Cage plays Joe, a somber hitman visiting Bangkok to complete some jobs for a shady businessman. He hires an errand boy named Kong (Shahkrit Yamnarm) after he sees him steal a wallet on the street. He's mean to his new employee, and even gets set to kill him with a knife. Facing death, Kong beseeches the wise hitman to teach him--so things go from a near-killing to an awkward slap fight with a lot of elbows. When it's over, Joe growls, "That was your first lesson," and the tutelage is on.
During training, Joe imparts some big-time killer wisdom, such as, "Don't pull the trigger ... squeeze it." (Holy crap ... I'd never heard that one before!) Joe's contract killings lead to a big-time government official, which sends Joe into a moment of crisis. We know it's a crisis, because Cage moves around real slow, says little and employs his sad-puppy eyes.
Along the way, Joe meets and falls in love with Fon (Charlie Young), a deaf pharmacist who shares a moment with Joe as she recommends topical ointments. He asks her to dinner, and she accepts, not knowing that he could take out her trachea with a teaspoon, just like that. We know Joe is in love, because Cage moves around real slow, says little and employs his sad-puppy eyes.
After meeting Fon, Joe--clearly starting to hate his profession--starts down on the road to redemption and quits the trade. He also kicks his heroin habit--a habit which I was totally unaware of while watching the movie. Sure, packets of the stuff showed up in his job-assignment packages, but he hardly behaved like a junkie. His moment of quitting comes when he throws a packet into a river. He suffers no withdrawal symptoms, but we can see he's in pain, because Cage moves around real slow, says little and employs his sad-puppy eyes.

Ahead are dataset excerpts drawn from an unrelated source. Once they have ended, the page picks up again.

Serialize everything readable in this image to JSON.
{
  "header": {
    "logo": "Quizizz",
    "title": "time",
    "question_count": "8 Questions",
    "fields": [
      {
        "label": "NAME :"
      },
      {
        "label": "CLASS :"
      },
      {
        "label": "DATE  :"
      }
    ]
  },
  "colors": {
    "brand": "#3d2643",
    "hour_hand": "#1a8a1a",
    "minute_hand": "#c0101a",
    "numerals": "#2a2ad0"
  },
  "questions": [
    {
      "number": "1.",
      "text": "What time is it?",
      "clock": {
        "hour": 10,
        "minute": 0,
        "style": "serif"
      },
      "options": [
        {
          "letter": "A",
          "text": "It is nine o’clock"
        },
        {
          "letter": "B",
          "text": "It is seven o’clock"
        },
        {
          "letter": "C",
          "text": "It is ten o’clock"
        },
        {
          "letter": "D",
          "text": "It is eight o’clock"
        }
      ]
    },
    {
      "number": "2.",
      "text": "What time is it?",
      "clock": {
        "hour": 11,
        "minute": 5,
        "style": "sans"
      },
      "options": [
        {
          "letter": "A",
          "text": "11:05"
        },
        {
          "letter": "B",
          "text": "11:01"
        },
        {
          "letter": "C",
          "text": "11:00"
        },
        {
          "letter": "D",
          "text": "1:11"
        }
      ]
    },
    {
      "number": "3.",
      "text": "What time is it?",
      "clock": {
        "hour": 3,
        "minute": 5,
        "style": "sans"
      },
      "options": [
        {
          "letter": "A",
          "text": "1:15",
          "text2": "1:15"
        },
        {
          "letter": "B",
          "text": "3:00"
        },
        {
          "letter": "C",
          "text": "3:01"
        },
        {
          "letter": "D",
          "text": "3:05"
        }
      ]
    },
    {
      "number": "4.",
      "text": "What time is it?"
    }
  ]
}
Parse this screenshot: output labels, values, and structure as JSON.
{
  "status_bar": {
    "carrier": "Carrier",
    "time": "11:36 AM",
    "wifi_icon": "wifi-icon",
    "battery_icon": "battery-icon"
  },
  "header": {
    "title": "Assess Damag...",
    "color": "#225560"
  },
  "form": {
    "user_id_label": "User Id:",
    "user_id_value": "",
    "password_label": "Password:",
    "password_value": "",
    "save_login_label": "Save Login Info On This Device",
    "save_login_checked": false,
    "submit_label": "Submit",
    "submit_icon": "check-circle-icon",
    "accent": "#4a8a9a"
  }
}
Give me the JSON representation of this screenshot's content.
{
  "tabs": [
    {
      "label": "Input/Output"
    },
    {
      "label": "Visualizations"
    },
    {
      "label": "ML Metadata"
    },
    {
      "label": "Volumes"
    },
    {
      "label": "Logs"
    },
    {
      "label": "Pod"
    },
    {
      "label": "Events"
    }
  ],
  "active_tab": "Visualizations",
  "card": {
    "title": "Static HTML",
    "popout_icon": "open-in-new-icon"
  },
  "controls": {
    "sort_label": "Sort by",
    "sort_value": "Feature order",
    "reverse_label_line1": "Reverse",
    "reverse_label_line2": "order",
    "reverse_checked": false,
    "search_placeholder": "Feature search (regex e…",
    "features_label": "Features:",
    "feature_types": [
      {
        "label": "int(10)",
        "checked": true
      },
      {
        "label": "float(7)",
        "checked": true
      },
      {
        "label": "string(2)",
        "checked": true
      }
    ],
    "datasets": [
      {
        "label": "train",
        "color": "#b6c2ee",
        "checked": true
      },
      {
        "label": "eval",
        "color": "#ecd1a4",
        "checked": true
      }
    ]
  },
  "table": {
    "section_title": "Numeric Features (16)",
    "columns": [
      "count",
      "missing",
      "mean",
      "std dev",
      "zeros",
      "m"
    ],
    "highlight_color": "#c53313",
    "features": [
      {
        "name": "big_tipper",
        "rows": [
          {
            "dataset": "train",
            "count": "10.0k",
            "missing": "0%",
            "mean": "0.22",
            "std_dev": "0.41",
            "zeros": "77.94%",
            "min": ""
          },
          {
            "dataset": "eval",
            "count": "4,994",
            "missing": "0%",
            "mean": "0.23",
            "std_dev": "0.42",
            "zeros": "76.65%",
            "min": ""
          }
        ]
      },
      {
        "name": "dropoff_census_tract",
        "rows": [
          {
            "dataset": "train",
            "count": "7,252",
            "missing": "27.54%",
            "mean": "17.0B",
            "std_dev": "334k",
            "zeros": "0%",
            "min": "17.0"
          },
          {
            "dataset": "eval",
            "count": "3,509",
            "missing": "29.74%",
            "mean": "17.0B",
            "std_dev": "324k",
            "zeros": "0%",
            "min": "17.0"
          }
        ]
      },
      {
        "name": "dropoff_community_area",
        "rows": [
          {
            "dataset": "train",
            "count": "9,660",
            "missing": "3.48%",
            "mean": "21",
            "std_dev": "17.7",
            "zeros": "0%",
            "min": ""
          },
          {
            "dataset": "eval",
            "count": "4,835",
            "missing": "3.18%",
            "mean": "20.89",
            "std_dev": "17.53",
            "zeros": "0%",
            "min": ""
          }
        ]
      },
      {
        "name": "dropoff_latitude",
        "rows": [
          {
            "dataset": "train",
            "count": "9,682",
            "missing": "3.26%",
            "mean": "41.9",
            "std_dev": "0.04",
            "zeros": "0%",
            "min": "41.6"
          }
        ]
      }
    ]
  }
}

Cage is stuck in a rut. Movies like this, Ghost Rider, Next and, oh God, The Wicker Man aren't doing much to advance the Oscar winner's career; in fact, he's damaging his reputation with every mope-faced performance. He's also not helping things much with his choice of hairpieces. In this film, the wig is black and stringy to go with his pale white complexion; he seems to be going for that mid-'90s Trent Reznor look, but the result is more like Christina Ricci circa Addams Family Values. Just shave your head like Willis did, and call it a day!
The film is directed by Oxide Pang Chun and Danny Pang, who are remaking their own Thai film from 1999. In that film, the hitman was deaf and had a hairstyle similar to Cage's, so that at least partially explains the stupid wig. Chun and Pang do a decent job of staging some action scenes, including the final gun battle and a swimming-pool killing sequence. But they employ a murky, muddy look that takes all of the vitality out of Bangkok and makes it look washed out and dull.
Cage needs to give David Lynch, or the Coen brothers, or somebody with substance a call so he can get back in the serious game before he becomes nothing but a joke. It was only six years ago that he started a pretty good roll with Adaptation, Matchstick Men and The Weather Man. He's done decent action-hero work in the past (most notably in Face/Off), but his insistence upon staying in the genre with one lackluster film after another is getting tiresome.